• From Nairobi to Cape Town, tis the season for finding an excuse to party
Many years ago, when my career in journalism was just taking off, I needed an excuse to spend the holiday season at the Coast instead of at the office in Nairobi.
I hit on the idea of offering my editors stories about the people who worked over Christmas, while many of us were out engaging in festivities.
In the spirit of the season, but more likely because it had been a very long tough year, like all the rest of them really, my bosses agreed, which meant I could join my cousins, uncle and aunt at their place in Kilifi.
The only thing I would have to do workwise would be to chat to a couple of hotel employees and perhaps the members of the band that would play at the neighbouring hotel on Christmas Eve.
I got away with it and it was a light fluff piece that I faxed through (it was pre-Internet times) and didn’t really have to expend much effort on.

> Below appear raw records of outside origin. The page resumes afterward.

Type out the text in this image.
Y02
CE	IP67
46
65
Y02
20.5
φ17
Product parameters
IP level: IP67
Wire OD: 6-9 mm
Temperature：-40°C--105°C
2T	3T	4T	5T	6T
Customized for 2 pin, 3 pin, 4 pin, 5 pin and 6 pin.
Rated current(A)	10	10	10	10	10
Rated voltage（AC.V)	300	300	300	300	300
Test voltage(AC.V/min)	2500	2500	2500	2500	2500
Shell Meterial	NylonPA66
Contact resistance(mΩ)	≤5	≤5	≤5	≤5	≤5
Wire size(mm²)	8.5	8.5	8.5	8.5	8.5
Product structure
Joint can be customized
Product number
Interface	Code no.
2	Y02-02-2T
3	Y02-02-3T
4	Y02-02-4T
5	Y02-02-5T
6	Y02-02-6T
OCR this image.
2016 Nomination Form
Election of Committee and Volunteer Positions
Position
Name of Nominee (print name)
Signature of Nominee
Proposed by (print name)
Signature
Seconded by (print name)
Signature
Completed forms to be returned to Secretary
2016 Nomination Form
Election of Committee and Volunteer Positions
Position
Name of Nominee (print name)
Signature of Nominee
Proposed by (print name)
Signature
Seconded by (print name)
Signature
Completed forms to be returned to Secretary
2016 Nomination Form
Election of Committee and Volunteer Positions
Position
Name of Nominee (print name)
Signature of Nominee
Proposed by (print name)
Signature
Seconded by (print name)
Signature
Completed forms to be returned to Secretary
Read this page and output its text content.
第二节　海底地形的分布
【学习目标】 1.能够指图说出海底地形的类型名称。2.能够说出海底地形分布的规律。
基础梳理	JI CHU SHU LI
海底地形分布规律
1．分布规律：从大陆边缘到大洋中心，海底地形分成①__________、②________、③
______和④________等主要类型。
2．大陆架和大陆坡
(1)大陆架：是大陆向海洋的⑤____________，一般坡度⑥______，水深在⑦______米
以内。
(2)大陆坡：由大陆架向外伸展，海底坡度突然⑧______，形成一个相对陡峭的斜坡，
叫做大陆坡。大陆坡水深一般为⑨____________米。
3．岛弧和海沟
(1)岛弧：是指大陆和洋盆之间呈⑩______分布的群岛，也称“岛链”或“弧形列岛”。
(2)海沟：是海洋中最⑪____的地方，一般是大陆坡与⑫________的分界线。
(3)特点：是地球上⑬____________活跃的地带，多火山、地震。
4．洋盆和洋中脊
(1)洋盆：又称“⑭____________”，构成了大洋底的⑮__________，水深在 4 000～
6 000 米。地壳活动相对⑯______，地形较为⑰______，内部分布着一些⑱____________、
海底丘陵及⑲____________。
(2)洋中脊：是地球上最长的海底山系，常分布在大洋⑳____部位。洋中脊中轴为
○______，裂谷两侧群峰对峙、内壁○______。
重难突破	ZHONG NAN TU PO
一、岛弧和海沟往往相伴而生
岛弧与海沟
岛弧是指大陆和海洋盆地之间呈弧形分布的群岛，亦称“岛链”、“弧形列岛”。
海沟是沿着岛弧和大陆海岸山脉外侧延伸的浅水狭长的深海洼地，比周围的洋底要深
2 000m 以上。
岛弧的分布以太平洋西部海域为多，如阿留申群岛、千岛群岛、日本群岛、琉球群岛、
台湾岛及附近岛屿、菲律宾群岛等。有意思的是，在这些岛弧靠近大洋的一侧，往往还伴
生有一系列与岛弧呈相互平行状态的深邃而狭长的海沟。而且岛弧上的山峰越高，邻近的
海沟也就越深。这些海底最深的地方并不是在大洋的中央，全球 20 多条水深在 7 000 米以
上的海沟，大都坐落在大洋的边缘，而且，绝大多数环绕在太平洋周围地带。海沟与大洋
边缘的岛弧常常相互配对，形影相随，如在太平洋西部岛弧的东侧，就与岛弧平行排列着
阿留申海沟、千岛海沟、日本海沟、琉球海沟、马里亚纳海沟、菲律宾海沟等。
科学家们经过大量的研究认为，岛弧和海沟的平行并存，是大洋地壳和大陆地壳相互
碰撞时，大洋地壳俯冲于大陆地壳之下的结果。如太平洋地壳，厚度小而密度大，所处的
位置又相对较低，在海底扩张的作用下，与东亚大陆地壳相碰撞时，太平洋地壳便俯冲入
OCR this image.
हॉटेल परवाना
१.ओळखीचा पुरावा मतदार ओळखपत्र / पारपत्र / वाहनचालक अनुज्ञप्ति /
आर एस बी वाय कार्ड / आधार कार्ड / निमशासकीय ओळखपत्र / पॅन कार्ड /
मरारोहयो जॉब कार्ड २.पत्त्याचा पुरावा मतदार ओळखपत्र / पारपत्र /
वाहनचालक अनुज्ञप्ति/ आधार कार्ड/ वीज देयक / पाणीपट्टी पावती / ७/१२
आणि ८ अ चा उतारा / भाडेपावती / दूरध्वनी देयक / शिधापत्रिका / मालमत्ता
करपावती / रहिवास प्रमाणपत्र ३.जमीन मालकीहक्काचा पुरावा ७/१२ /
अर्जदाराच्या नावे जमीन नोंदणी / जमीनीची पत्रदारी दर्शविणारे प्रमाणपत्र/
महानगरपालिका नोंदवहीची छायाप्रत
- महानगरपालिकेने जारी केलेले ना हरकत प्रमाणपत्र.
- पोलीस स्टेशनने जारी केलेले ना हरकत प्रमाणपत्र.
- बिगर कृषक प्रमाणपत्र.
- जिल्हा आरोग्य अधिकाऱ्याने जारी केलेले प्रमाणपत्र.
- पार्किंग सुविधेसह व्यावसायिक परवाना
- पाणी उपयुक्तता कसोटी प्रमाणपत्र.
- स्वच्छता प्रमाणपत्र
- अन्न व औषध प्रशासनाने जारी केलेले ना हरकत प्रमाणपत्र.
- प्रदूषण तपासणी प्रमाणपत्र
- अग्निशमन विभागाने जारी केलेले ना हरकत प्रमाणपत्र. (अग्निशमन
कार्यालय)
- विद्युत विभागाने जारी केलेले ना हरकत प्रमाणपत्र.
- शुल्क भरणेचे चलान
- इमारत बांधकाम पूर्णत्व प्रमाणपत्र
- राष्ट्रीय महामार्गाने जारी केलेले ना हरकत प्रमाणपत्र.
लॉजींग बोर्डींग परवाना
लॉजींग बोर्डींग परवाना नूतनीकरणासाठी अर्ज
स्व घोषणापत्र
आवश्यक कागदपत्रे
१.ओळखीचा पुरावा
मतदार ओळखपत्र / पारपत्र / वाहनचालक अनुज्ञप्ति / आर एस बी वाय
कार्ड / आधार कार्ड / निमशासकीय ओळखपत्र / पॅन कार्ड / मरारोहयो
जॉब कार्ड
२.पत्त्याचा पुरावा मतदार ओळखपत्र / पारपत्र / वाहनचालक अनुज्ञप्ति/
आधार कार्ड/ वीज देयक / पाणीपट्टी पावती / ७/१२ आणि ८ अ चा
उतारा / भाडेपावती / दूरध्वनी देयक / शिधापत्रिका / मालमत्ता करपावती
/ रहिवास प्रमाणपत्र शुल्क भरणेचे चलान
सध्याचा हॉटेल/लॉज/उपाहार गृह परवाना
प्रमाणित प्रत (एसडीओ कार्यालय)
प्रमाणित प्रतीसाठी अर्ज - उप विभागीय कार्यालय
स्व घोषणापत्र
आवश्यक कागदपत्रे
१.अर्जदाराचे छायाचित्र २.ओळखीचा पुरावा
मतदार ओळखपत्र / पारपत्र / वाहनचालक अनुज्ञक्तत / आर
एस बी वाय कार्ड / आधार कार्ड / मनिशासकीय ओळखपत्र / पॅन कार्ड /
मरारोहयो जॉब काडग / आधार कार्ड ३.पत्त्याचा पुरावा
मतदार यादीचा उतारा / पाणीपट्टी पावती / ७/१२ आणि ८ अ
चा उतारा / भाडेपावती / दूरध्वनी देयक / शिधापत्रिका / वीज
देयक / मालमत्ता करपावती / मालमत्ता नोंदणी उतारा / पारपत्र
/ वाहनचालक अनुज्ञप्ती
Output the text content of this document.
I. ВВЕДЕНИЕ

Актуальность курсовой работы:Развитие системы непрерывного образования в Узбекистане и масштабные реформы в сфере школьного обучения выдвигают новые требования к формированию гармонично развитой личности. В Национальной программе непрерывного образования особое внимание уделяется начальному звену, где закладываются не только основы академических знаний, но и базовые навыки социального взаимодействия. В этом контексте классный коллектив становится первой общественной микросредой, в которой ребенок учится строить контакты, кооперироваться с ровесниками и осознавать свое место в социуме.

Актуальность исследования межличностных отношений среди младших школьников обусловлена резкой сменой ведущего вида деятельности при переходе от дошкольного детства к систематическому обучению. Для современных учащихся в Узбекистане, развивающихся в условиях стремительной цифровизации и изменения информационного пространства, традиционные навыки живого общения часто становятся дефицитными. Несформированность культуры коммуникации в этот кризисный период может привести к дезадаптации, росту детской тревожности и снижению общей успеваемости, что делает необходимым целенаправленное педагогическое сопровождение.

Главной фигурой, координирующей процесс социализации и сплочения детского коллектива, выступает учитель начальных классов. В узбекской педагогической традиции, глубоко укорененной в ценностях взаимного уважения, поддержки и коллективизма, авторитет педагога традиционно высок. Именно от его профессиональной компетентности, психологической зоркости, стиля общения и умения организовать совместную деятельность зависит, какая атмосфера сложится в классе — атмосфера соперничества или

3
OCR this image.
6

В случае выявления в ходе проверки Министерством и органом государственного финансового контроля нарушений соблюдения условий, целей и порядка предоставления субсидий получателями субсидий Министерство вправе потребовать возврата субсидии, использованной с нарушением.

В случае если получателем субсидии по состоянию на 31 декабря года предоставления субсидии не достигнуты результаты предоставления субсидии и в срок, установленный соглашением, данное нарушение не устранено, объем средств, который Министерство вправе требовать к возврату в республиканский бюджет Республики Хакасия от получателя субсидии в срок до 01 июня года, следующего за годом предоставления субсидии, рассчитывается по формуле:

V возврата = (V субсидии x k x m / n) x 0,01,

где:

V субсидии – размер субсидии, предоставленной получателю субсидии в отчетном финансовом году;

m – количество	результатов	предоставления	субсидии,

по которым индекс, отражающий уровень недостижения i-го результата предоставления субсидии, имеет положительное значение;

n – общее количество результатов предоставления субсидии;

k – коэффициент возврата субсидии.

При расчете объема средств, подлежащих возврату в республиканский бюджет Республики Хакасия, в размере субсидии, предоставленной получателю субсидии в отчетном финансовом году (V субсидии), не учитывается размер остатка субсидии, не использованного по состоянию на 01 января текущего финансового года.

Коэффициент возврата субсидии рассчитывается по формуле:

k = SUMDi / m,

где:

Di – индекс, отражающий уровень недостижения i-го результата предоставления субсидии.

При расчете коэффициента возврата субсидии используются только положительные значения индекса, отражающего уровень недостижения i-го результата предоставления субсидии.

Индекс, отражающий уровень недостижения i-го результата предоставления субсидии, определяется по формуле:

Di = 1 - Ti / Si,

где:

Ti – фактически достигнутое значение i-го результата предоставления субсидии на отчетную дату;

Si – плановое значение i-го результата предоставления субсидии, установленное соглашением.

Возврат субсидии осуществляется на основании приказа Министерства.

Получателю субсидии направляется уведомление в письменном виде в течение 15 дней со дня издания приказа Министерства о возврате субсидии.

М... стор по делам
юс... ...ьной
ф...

Nearly three decades later, I am still thinking about the people nobody seems to notice working to keep the holidays as stress-free as possible.
Here in Cape Town, in line with the municipality's Festive Season Preparedness Plan, the City Council has said law enforcement staff will be "deployed to areas of high foot and vehicle traffic, with a specific focus on vehicle and driver fitness, addressing drunk driving and drinking in public, and increased visibility around shopping nodes".
By the way, law enforcement officers in Cape Town are as far away from Kanjo cops as you can imagine.
First of all, they are expected to be physically fit, and not just at recruitment but throughout their career. Secondly, though I am sure there are some among them who are corrupt and take bribes, graft is so far not endemic among them.
The main focus this year will be on what they are calling “Operation Exodus”. This operation, which focuses on driver and vehicle fitness, particularly focused on long-distance public transport operators, launched on December 12 and will run until December 23.
Basically, the municipality is offering long-distance public transport operators an opportunity to get their vehicles checked in the cause of public safety.
It’s nothing too hectic, just the common sense checks all motorists should carry out throughout the year but especially when they plan to travel. Engine, tyre, lights, brakes and window wipers and, of course, ensuring that the person behind the wheel is fit for the task.
Meanwhile, in South Africa, the December holiday period is generally a time when most businesses close, enabling people to travel to their loved ones elsewhere across the country to celebrate the holidays as a family unit, while others find their little corner to unwind by the beach.
However, while most are chilling out, there is a bunch of people who are very hard at work, the criminals.
Generally, criminal activities like hijackings, robberies and house break-ins tend to reach a peak during this time of the year.
This year, the South African Insurance Association has been busy messaging people in a bid to encourage them to be extra vigilant in everything they do even as they wind down their activities for the year.
“As you prepare to go on holiday and get excited about meeting members of extended families, bear in mind that there could be someone waiting to take advantage of your unoccupied property and help themselves to your hard-earned belongings."
The association is suggesting that people observe the basic precautions without becoming stressed out, and they say it is the best way to both relax and stay safe.
Personally, I don’t think it's possible to relax when you are worried about your stuff being safe, and I now fully appreciate those people who take all their belongings, furniture and all, with them when they go “home” at Christmas time.
Enjoy your holidays and don’t forget: There has been only one Christmas, the rest are anniversaries.